Entropy-stabilized metal oxide nanoparticles supported on reduced graphene oxide as a highly active heterogeneous catalyst for selective and solvent-free oxidation of toluene: a combined experimental and numerical investigation

Abstract

Noble metal-free heterogeneous catalysts are highly desired for selective and solvent-free oxidation reactions. However, their practical application has been greatly restricted by their moderate activity. Herein, the scalable synthesis of a noble metal-free (Fe,Co,Ni,Cu)₃O₄ medium entropy oxide (MEO) catalyst and its grafting on reduced graphene oxide (rGO) is detailed. X-ray diffraction (XRD) and scanning electron microscopy (SEM) analyses confirm the formation of a high entropy spinel oxide phase with inclusions of CuO particles as a secondary phase. This MEO@rGO catalyst exhibits excellent performance for solvent-free aerobic oxidation of toluene, with 18.2% conversion after 4 hours and over 90% selectivity for benzaldehyde, outperforming all previously reported catalysts, including those based on noble metals.
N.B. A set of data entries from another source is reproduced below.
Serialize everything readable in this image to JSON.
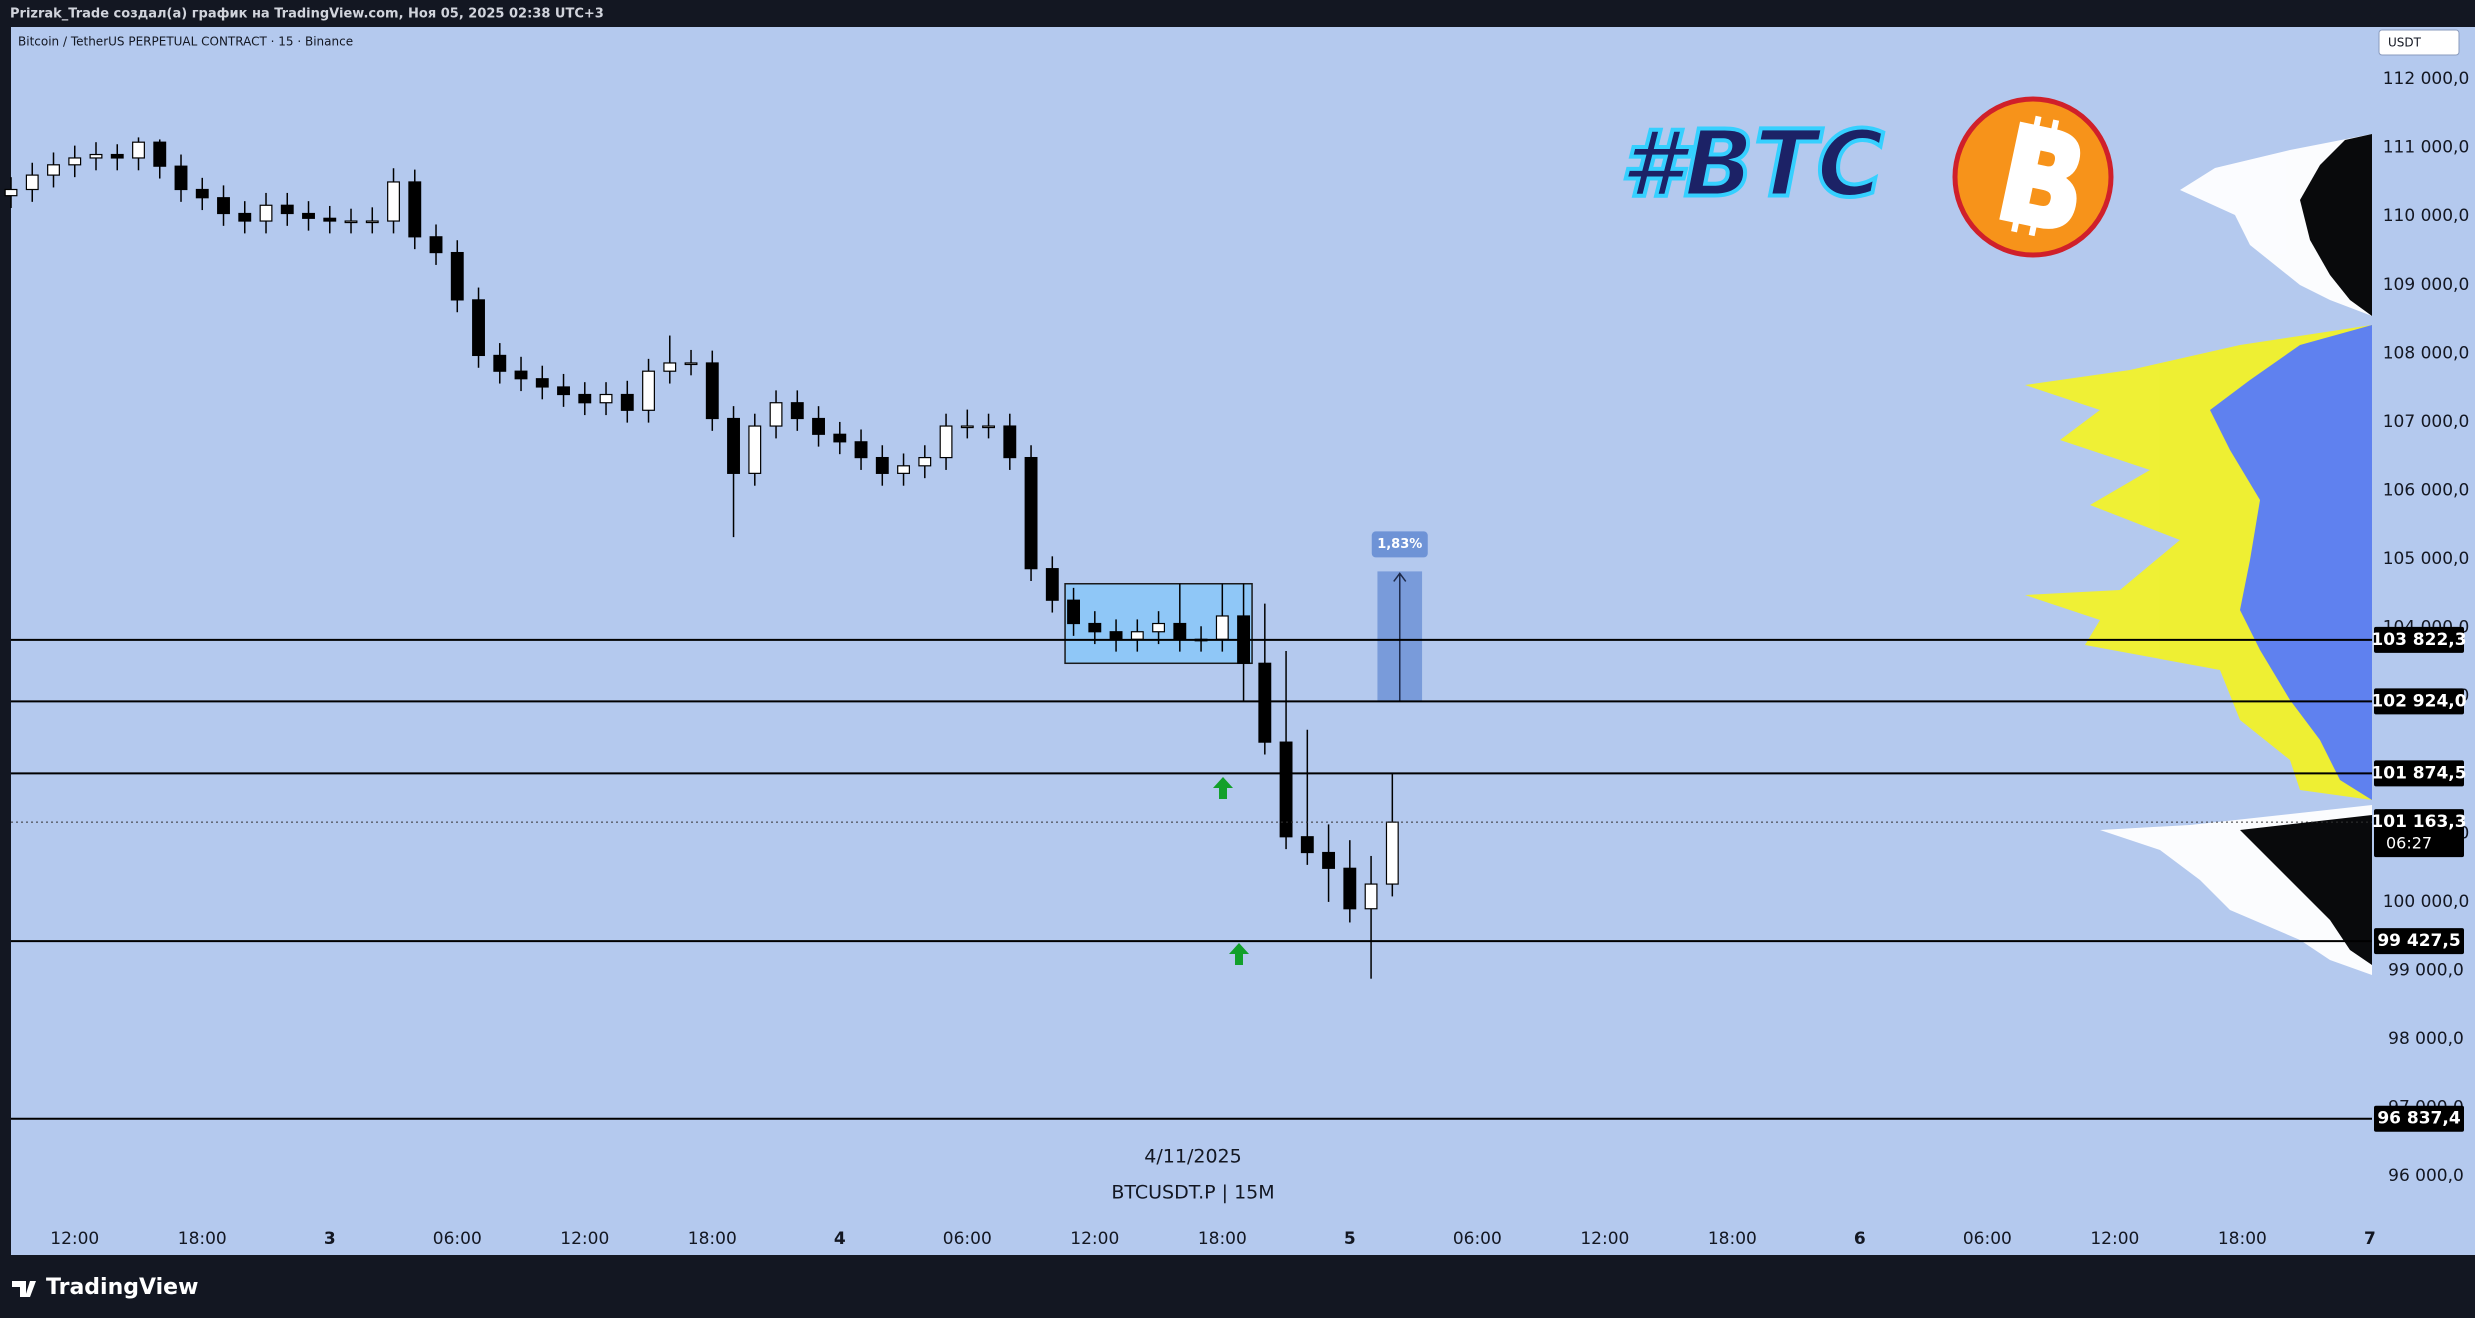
{
  "header": "Prizrak_Trade создал(а) график на TradingView.com, Ноя 05, 2025 02:38 UTC+3",
  "footer": "TradingView",
  "chart_data": {
    "type": "candlestick",
    "title": "Bitcoin / TetherUS PERPETUAL CONTRACT · 15 · Binance",
    "currency": "USDT",
    "logo_text": "#BTC",
    "annotations": [
      "4/11/2025",
      "BTCUSDT.P | 15M"
    ],
    "up_color": "#ffffff",
    "down_color": "#000000",
    "x": [
      -3,
      -2,
      -1,
      0,
      1,
      2,
      3,
      4,
      5,
      6,
      7,
      8,
      9,
      10,
      11,
      12,
      13,
      14,
      15,
      16,
      17,
      18,
      19,
      20,
      21,
      22,
      23,
      24,
      25,
      26,
      27,
      28,
      29,
      30,
      31,
      32,
      33,
      34,
      35,
      36,
      37,
      38,
      39,
      40,
      41,
      42,
      43,
      44,
      45,
      46,
      47,
      48,
      49,
      50,
      51,
      52,
      53,
      54,
      55,
      56,
      57,
      58,
      59,
      60,
      61,
      62
    ],
    "open": [
      110300,
      110390,
      110600,
      110750,
      110850,
      110900,
      110850,
      111080,
      110730,
      110390,
      110270,
      110040,
      109930,
      110160,
      110040,
      109970,
      109930,
      109930,
      109930,
      110500,
      109700,
      109470,
      108780,
      107970,
      107740,
      107630,
      107510,
      107400,
      107280,
      107400,
      107170,
      107740,
      107860,
      107860,
      107050,
      106250,
      106940,
      107280,
      107050,
      106820,
      106710,
      106480,
      106250,
      106360,
      106480,
      106940,
      106940,
      106940,
      106480,
      104860,
      104400,
      104060,
      103940,
      103830,
      103940,
      104060,
      103830,
      103830,
      104170,
      103480,
      102330,
      100950,
      100720,
      100490,
      99900,
      100260
    ],
    "high": [
      110570,
      110780,
      110930,
      111030,
      111080,
      111050,
      111150,
      111120,
      110900,
      110560,
      110450,
      110220,
      110340,
      110340,
      110220,
      110150,
      110110,
      110130,
      110700,
      110680,
      109880,
      109650,
      108960,
      108150,
      107950,
      107820,
      107700,
      107580,
      107580,
      107600,
      107920,
      108260,
      108050,
      108040,
      107230,
      107120,
      107460,
      107460,
      107230,
      107000,
      106890,
      106660,
      106540,
      106660,
      107120,
      107180,
      107120,
      107120,
      106660,
      105040,
      104580,
      104240,
      104120,
      104120,
      104240,
      104640,
      104020,
      104640,
      104640,
      104350,
      103660,
      102510,
      101130,
      100900,
      100670,
      101870
    ],
    "low": [
      110120,
      110210,
      110420,
      110570,
      110670,
      110670,
      110670,
      110550,
      110210,
      110090,
      109860,
      109750,
      109750,
      109860,
      109790,
      109750,
      109750,
      109750,
      109750,
      109520,
      109290,
      108600,
      107790,
      107560,
      107450,
      107330,
      107220,
      107100,
      107100,
      106990,
      106990,
      107560,
      107680,
      106870,
      105320,
      106070,
      106760,
      106870,
      106640,
      106530,
      106300,
      106070,
      106070,
      106180,
      106300,
      106760,
      106760,
      106300,
      104680,
      104220,
      103880,
      103760,
      103650,
      103650,
      103760,
      103650,
      103650,
      103650,
      102920,
      102150,
      100770,
      100540,
      100000,
      99700,
      98880,
      100080
    ],
    "close": [
      110390,
      110600,
      110750,
      110850,
      110900,
      110850,
      111080,
      110730,
      110390,
      110270,
      110040,
      109930,
      110160,
      110040,
      109970,
      109930,
      109930,
      109930,
      110500,
      109700,
      109470,
      108780,
      107970,
      107740,
      107630,
      107510,
      107400,
      107280,
      107400,
      107170,
      107740,
      107860,
      107860,
      107050,
      106250,
      106940,
      107280,
      107050,
      106820,
      106710,
      106480,
      106250,
      106360,
      106480,
      106940,
      106940,
      106940,
      106480,
      104860,
      104400,
      104060,
      103940,
      103830,
      103940,
      104060,
      103830,
      103830,
      104170,
      103480,
      102330,
      100950,
      100720,
      100490,
      99900,
      100260,
      101163.3
    ],
    "xlim": [
      -3,
      108.1
    ],
    "xticks": [
      {
        "value": 0,
        "label": "12:00"
      },
      {
        "value": 6,
        "label": "18:00"
      },
      {
        "value": 12,
        "label": "3"
      },
      {
        "value": 18,
        "label": "06:00"
      },
      {
        "value": 24,
        "label": "12:00"
      },
      {
        "value": 30,
        "label": "18:00"
      },
      {
        "value": 36,
        "label": "4"
      },
      {
        "value": 42,
        "label": "06:00"
      },
      {
        "value": 48,
        "label": "12:00"
      },
      {
        "value": 54,
        "label": "18:00"
      },
      {
        "value": 60,
        "label": "5"
      },
      {
        "value": 66,
        "label": "06:00"
      },
      {
        "value": 72,
        "label": "12:00"
      },
      {
        "value": 78,
        "label": "18:00"
      },
      {
        "value": 84,
        "label": "6"
      },
      {
        "value": 90,
        "label": "06:00"
      },
      {
        "value": 96,
        "label": "12:00"
      },
      {
        "value": 102,
        "label": "18:00"
      },
      {
        "value": 108,
        "label": "7"
      }
    ],
    "ylim": [
      94850,
      112760
    ],
    "yticks": [
      {
        "value": 96000,
        "label": "96 000,0"
      },
      {
        "value": 97000,
        "label": "97 000,0"
      },
      {
        "value": 98000,
        "label": "98 000,0"
      },
      {
        "value": 99000,
        "label": "99 000,0"
      },
      {
        "value": 100000,
        "label": "100 000,0"
      },
      {
        "value": 101000,
        "label": "101 000,0"
      },
      {
        "value": 103000,
        "label": "103 000,0"
      },
      {
        "value": 104000,
        "label": "104 000,0"
      },
      {
        "value": 105000,
        "label": "105 000,0"
      },
      {
        "value": 106000,
        "label": "106 000,0"
      },
      {
        "value": 107000,
        "label": "107 000,0"
      },
      {
        "value": 108000,
        "label": "108 000,0"
      },
      {
        "value": 109000,
        "label": "109 000,0"
      },
      {
        "value": 110000,
        "label": "110 000,0"
      },
      {
        "value": 111000,
        "label": "111 000,0"
      },
      {
        "value": 112000,
        "label": "112 000,0"
      }
    ],
    "grid": false,
    "levels": [
      {
        "value": 103822.3,
        "label": "103 822,3"
      },
      {
        "value": 102924.0,
        "label": "102 924,0"
      },
      {
        "value": 101874.5,
        "label": "101 874,5"
      },
      {
        "value": 99427.5,
        "label": "99 427,5"
      },
      {
        "value": 96837.4,
        "label": "96 837,4"
      }
    ],
    "last_price": {
      "value": 101163.3,
      "label": "101 163,3"
    },
    "countdown": "06:27",
    "zone": {
      "x": [
        46.6,
        55.4
      ],
      "y": [
        103480,
        104640
      ]
    },
    "measure": {
      "x": [
        61.3,
        63.4
      ],
      "y": [
        102924,
        104820
      ],
      "label": "1,83%"
    }
  }
}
A thorough analytical investigation reveals that the outstanding MEO@rGO activity is related to a synergistic effect between the multiple different cations in the MEO, its abundant oxygen vacancies and the active sites on rGO. In addition, four robust machine learning models including adaptive boosting–support vector regression (SVR), Random Forest, K-nearest neighbor and Extra tree are applied to predict selectivity. The Adaboost–SVR model best fits all the experimental data with an average absolute relative error of 0.09%. The proposed model is reliable as an effective predictor for selectivity and has great potential to be used in the chemical and petrochemical industries.